Wie bei einem relativ neuen Parameter nicht anders zu erwarten, gab es im Rahmen der 13. International Conference on Advanced Technologies & Treatments for Diabetes (ATTD) einiges an neuen Daten und Diskussionen rund um die Zeit im Glukosezielbereich bzw. die Time in Range (TiR).
So wurde eine Subanalyse einer etwas älteren schwedischen Studie zur Nutzung von Systemen zum kontinuierlichen Glukosemonitoring (CGM) vorgestellt, in der 137 Patienten mit Diabetes Typ 1 für sechs Monate entweder ein CGM-System (Dexcom G4®) oder Blutglukoseselbstmessung (BGSM) sowie eine konventionelle Insulintherapie nutzten.
Es wurde deutlich, wie schwierig es für Patienten mit einem HbA1c unter 7 % ist, so eine gute Glukosekontrolle zu erreichen und gleichzeitig die Zeit mit niedrigen Glukosewerten niedrig zu halten.
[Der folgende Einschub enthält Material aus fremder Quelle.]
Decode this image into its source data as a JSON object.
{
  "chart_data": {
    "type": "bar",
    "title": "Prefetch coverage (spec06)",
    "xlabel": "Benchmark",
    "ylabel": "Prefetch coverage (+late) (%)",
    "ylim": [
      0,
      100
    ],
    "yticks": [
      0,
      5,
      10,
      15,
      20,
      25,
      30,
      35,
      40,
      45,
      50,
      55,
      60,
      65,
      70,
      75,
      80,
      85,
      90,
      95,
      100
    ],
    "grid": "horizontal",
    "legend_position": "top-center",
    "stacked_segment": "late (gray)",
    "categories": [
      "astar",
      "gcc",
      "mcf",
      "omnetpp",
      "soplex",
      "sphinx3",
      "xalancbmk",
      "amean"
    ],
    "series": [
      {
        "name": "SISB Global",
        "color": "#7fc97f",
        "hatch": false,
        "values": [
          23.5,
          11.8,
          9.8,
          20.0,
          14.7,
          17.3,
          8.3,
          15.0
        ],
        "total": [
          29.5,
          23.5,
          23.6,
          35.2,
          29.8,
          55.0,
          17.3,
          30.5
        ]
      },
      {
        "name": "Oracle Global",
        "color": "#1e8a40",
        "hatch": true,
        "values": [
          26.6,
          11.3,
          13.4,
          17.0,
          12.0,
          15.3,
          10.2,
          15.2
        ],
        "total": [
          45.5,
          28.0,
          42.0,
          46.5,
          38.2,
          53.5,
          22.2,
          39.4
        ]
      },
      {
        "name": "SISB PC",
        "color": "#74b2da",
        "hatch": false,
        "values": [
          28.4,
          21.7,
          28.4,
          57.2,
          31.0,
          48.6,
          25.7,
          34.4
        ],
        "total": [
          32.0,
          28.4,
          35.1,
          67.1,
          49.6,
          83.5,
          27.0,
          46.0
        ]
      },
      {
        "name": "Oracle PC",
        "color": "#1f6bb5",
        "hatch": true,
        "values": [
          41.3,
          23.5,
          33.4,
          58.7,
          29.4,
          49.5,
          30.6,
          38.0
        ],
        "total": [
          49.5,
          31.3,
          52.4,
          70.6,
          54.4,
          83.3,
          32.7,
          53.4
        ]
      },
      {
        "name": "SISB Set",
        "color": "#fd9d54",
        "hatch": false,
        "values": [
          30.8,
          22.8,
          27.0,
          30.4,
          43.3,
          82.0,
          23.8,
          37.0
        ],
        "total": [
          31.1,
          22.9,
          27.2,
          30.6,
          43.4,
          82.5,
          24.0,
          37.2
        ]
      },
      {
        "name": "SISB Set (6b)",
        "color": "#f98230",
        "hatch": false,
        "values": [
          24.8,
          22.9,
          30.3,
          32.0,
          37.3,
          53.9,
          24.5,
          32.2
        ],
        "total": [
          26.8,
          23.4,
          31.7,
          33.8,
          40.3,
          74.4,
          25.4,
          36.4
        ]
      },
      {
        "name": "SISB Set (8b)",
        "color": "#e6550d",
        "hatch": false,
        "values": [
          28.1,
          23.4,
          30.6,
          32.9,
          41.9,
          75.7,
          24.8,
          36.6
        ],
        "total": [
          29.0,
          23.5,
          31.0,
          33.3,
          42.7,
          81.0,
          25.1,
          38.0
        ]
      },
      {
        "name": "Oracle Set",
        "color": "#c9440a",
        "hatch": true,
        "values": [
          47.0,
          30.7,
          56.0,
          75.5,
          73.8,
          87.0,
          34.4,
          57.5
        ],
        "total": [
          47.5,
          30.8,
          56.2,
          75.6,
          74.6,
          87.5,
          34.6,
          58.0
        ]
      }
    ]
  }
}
Insgesamt betrachtet hatten bei der Studie nur 27 % der Teilnehmer einen HbA1c < 7 % erreicht. Bei diesen betrug die Zeit unter dem Glukosezielbereich (Time below Range [TbR]; < 70 mg/dl) 5,4 % – das Ziel nach ATTD-Konsensus liegt bei < 4 %.
Obwohl dieses Ziel nicht erreicht wurde, war die Situation deutlich besser als bei der konventionellen Blutglukosekontrolle: Hier lag die TbR bei 9,2 %. Einen guten HbA1c und wenig Zeit bei niedrigen Glukosewerten haben de facto wenige Studienteilnehmer erreicht, nur drei von 137 in der CGM-Gruppe und einer in der BGSM-Gruppe.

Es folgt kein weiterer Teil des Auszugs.